• No results found

De woningbouwmarkt en plancapaciteit in groei en krimpregio’s

Bijlage 2 Institutionalisering van regionale samenwerking

In Nederland bestaan er regio’s op verschillende schaalniveaus die zich niet altijd laten leiden door geografische of bestuurlijke grenzen (Saris, et al., 2011, pp. 6-23). Vaak bestaan ze naast elkaar zoals de regio’s naar de Wet Gemeenschappelijke Regelingen ofwel Wgr-regio’s. Maar in andere gevallen overlappen zij elkaar sterk, zoals bijvoorbeeld de Stadsregio Amsterdam en de Metropoolregio Amsterdam. Behalve een geografische overlap is hier dus ook sprake van een bestuurlijke overlap met gedeelde activiteiten op beleidsterreinen als bijvoorbeeld wonen. Ook de afbakening van het begrip ‘regio’ is vaak niet eenduidig. De begrenzing en de corresponderende motieven en betekenissen van een regionale entiteit zijn in een constant proces van transformatie (Paasi, 2011). Een voorbeeld is de Regio Achterhoek. Deze regio kent geen officiële grenzen maar de benaming voor de regio wordt wel in verschillende contexten toegepast. Zo behoort de fusiegemeente Montferland demografisch gezien officieel tot de Achterhoek, terwijl bestuurlijk gezien de gemeente tot de Stadsregio Arnhem-Nijmegen wordt gerekend (Wikipedia, 2012). De Regio Achterhoek kan dus in verschillende contexten worden gebruikt en is daardoor feitelijk onbegrensd. Naast de grote diversiteit aan geografische eigenschappen van regio’s verschillen de samenwerkingsarrangementen binnen een regio institutioneel aanzienlijk. Vanaf het vastleggen van de huidige bestuurlijke structuur met de Grondwet van 1848, is regionale samenwerking in een constante strijd geweest over schaalvergroting en schaalverkleining en de bijbehorende institutionele verankering. Om de complexiteit van het constante debat rond regionale samenwerking beter te begrijpen wordt in deze bijlage daarom dieper ingegaan op hoe regionale samenwerking zich institutioneel heeft ontwikkeld door de tijd.
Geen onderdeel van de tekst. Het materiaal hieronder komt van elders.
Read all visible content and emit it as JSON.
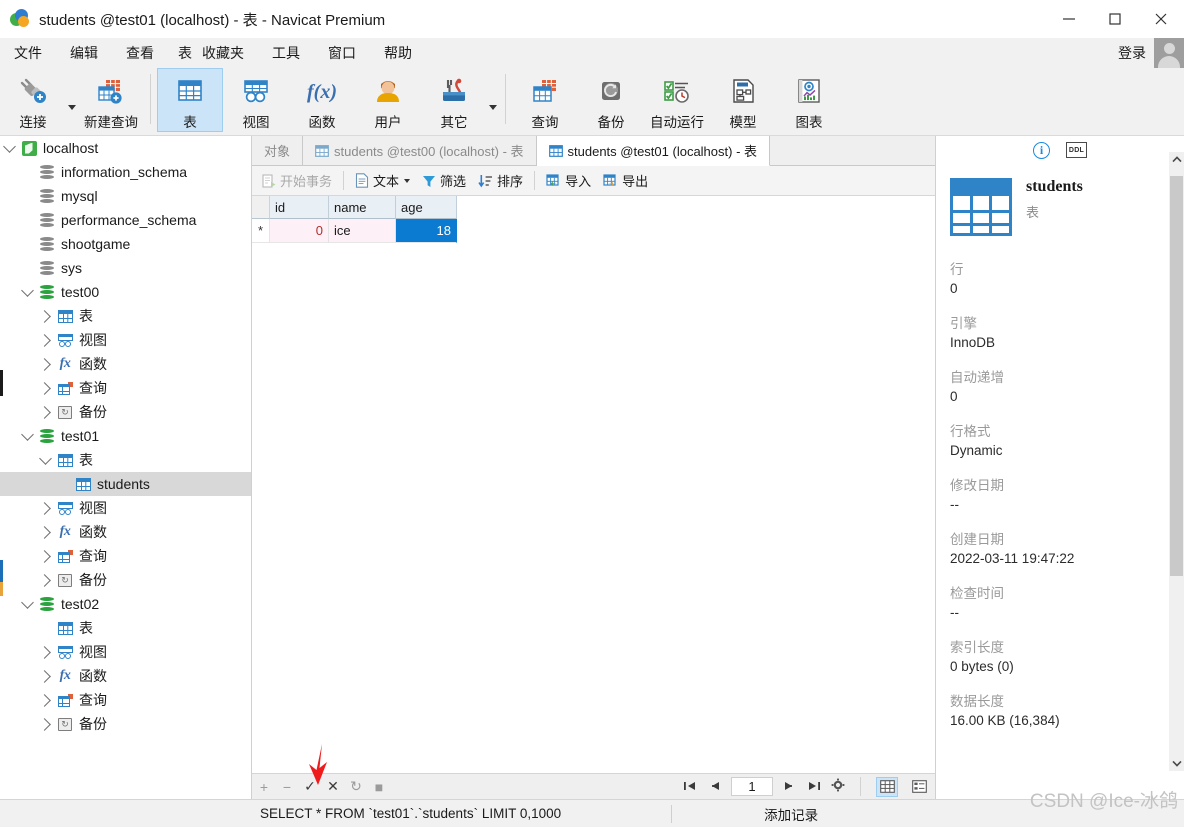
{
  "window": {
    "title": "students @test01 (localhost) - 表 - Navicat Premium",
    "minimize": "—",
    "maximize": "☐",
    "close": "✕"
  },
  "menubar": {
    "items": [
      "文件",
      "编辑",
      "查看",
      "表",
      "收藏夹",
      "工具",
      "窗口",
      "帮助"
    ],
    "login_label": "登录"
  },
  "toolbar": {
    "groups": [
      {
        "buttons": [
          {
            "label": "连接",
            "icon": "connection-icon",
            "has_dropdown": true
          },
          {
            "label": "新建查询",
            "icon": "new-query-icon",
            "has_dropdown": false
          }
        ]
      },
      {
        "buttons": [
          {
            "label": "表",
            "icon": "table-icon",
            "selected": true
          },
          {
            "label": "视图",
            "icon": "view-icon"
          },
          {
            "label": "函数",
            "icon": "function-icon"
          },
          {
            "label": "用户",
            "icon": "user-icon"
          },
          {
            "label": "其它",
            "icon": "other-icon",
            "has_dropdown": true
          }
        ]
      },
      {
        "buttons": [
          {
            "label": "查询",
            "icon": "query-icon"
          },
          {
            "label": "备份",
            "icon": "backup-icon"
          },
          {
            "label": "自动运行",
            "icon": "automation-icon"
          },
          {
            "label": "模型",
            "icon": "model-icon"
          },
          {
            "label": "图表",
            "icon": "chart-icon"
          }
        ]
      }
    ]
  },
  "sidebar": {
    "nodes": [
      {
        "label": "localhost",
        "icon": "navicat-server-icon",
        "depth": 0,
        "twisty": "down"
      },
      {
        "label": "information_schema",
        "icon": "database-gray-icon",
        "depth": 1,
        "twisty": "none"
      },
      {
        "label": "mysql",
        "icon": "database-gray-icon",
        "depth": 1,
        "twisty": "none"
      },
      {
        "label": "performance_schema",
        "icon": "database-gray-icon",
        "depth": 1,
        "twisty": "none"
      },
      {
        "label": "shootgame",
        "icon": "database-gray-icon",
        "depth": 1,
        "twisty": "none"
      },
      {
        "label": "sys",
        "icon": "database-gray-icon",
        "depth": 1,
        "twisty": "none"
      },
      {
        "label": "test00",
        "icon": "database-green-icon",
        "depth": 1,
        "twisty": "down"
      },
      {
        "label": "表",
        "icon": "table-icon",
        "depth": 2,
        "twisty": "right"
      },
      {
        "label": "视图",
        "icon": "view-icon",
        "depth": 2,
        "twisty": "right"
      },
      {
        "label": "函数",
        "icon": "function-icon",
        "depth": 2,
        "twisty": "right"
      },
      {
        "label": "查询",
        "icon": "query-icon",
        "depth": 2,
        "twisty": "right"
      },
      {
        "label": "备份",
        "icon": "backup-icon",
        "depth": 2,
        "twisty": "right"
      },
      {
        "label": "test01",
        "icon": "database-green-icon",
        "depth": 1,
        "twisty": "down"
      },
      {
        "label": "表",
        "icon": "table-icon",
        "depth": 2,
        "twisty": "down"
      },
      {
        "label": "students",
        "icon": "table-icon",
        "depth": 3,
        "twisty": "none",
        "selected": true
      },
      {
        "label": "视图",
        "icon": "view-icon",
        "depth": 2,
        "twisty": "right"
      },
      {
        "label": "函数",
        "icon": "function-icon",
        "depth": 2,
        "twisty": "right"
      },
      {
        "label": "查询",
        "icon": "query-icon",
        "depth": 2,
        "twisty": "right"
      },
      {
        "label": "备份",
        "icon": "backup-icon",
        "depth": 2,
        "twisty": "right"
      },
      {
        "label": "test02",
        "icon": "database-green-icon",
        "depth": 1,
        "twisty": "down"
      },
      {
        "label": "表",
        "icon": "table-icon",
        "depth": 2,
        "twisty": "none"
      },
      {
        "label": "视图",
        "icon": "view-icon",
        "depth": 2,
        "twisty": "right"
      },
      {
        "label": "函数",
        "icon": "function-icon",
        "depth": 2,
        "twisty": "right"
      },
      {
        "label": "查询",
        "icon": "query-icon",
        "depth": 2,
        "twisty": "right"
      },
      {
        "label": "备份",
        "icon": "backup-icon",
        "depth": 2,
        "twisty": "right"
      }
    ]
  },
  "tabs": [
    {
      "label": "对象",
      "icon": "none",
      "active": false
    },
    {
      "label": "students @test00 (localhost) - 表",
      "icon": "table-icon",
      "active": false
    },
    {
      "label": "students @test01 (localhost) - 表",
      "icon": "table-icon",
      "active": true
    }
  ],
  "gridbar": {
    "begin_transaction": "开始事务",
    "text": "文本",
    "filter": "筛选",
    "sort": "排序",
    "import": "导入",
    "export": "导出"
  },
  "datagrid": {
    "columns": [
      "id",
      "name",
      "age"
    ],
    "rows": [
      {
        "marker": "*",
        "id": "0",
        "name": "ice",
        "age": "18"
      }
    ],
    "selected_cell": "age"
  },
  "navstrip": {
    "add_row": "+",
    "delete_row": "−",
    "apply": "✓",
    "cancel": "✕",
    "refresh": "↻",
    "stop": "■",
    "first_page": "❘◀",
    "prev_page": "◀",
    "page_number": "1",
    "next_page": "▶",
    "last_page": "▶❘",
    "settings": "⚙",
    "grid_view": "grid-view-icon",
    "form_view": "form-view-icon"
  },
  "infopanel": {
    "tab_info": "info-icon",
    "tab_ddl": "DDL",
    "object_name": "students",
    "object_type": "表",
    "fields": [
      {
        "key": "行",
        "value": "0"
      },
      {
        "key": "引擎",
        "value": "InnoDB"
      },
      {
        "key": "自动递增",
        "value": "0"
      },
      {
        "key": "行格式",
        "value": "Dynamic"
      },
      {
        "key": "修改日期",
        "value": "--"
      },
      {
        "key": "创建日期",
        "value": "2022-03-11 19:47:22"
      },
      {
        "key": "检查时间",
        "value": "--"
      },
      {
        "key": "索引长度",
        "value": "0 bytes (0)"
      },
      {
        "key": "数据长度",
        "value": "16.00 KB (16,384)"
      }
    ]
  },
  "statusbar": {
    "sql": "SELECT * FROM `test01`.`students` LIMIT 0,1000",
    "message": "添加记录"
  },
  "watermark": "CSDN @Ice-冰鸽",
  "colors": {
    "accent": "#0a7bd1",
    "selection": "#cce4f7",
    "chrome": "#f1f1f1",
    "edited_cell": "#fdf0f6",
    "annotation": "#ee1c1c"
  }
}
De bestuurlijke basisstructuur van Nederland naar het ‘Huis van Thorbecke’

Regionale samenwerking gaat over samenwerking voorbij de meer dan 150 jaar oude basisstructuur van het ‘Huis van Thorbecke’ (Saris, et al., 2011, pp. 6-23). Deze structuur in de vorm van een gedecentraliseerde eenheidsstaat bestaat uit 3 bestuurslagen, gebaseerd op een geografisch begrensd gebied: Rijk, provincies en gemeenten. Voor de 19e eeuw was deze bestuursvorm adequaat genoeg omdat mobiliteit en communicatie relatief beperkt waren (Commissie toekomst stadsregionale samenwerking, 2009, pp. 19- 21). Toch werd vanaf de oprichting van het huidige bestuurlijke stelsel de vraag gesteld wat de optimale schaal zou moeten zijn van decentrale overheden voor belangen van lokale, gemeentelijke en regionale aard (Van de Laar, 2010, pp. 3-7). Binnen dat vraagstuk benoemt Van Tatenhove (2011, pp. 240-246) drie belangrijke redenen om tot regionale samenwerking over te gaan:

- Het aansluiten bij het schaalniveau waarop zich problemen voordoen; - Het combineren van expertise en specialistische kennis;

- Een doelmatige inzet van beschikbare middelen en het in stand houden van voorzieningen.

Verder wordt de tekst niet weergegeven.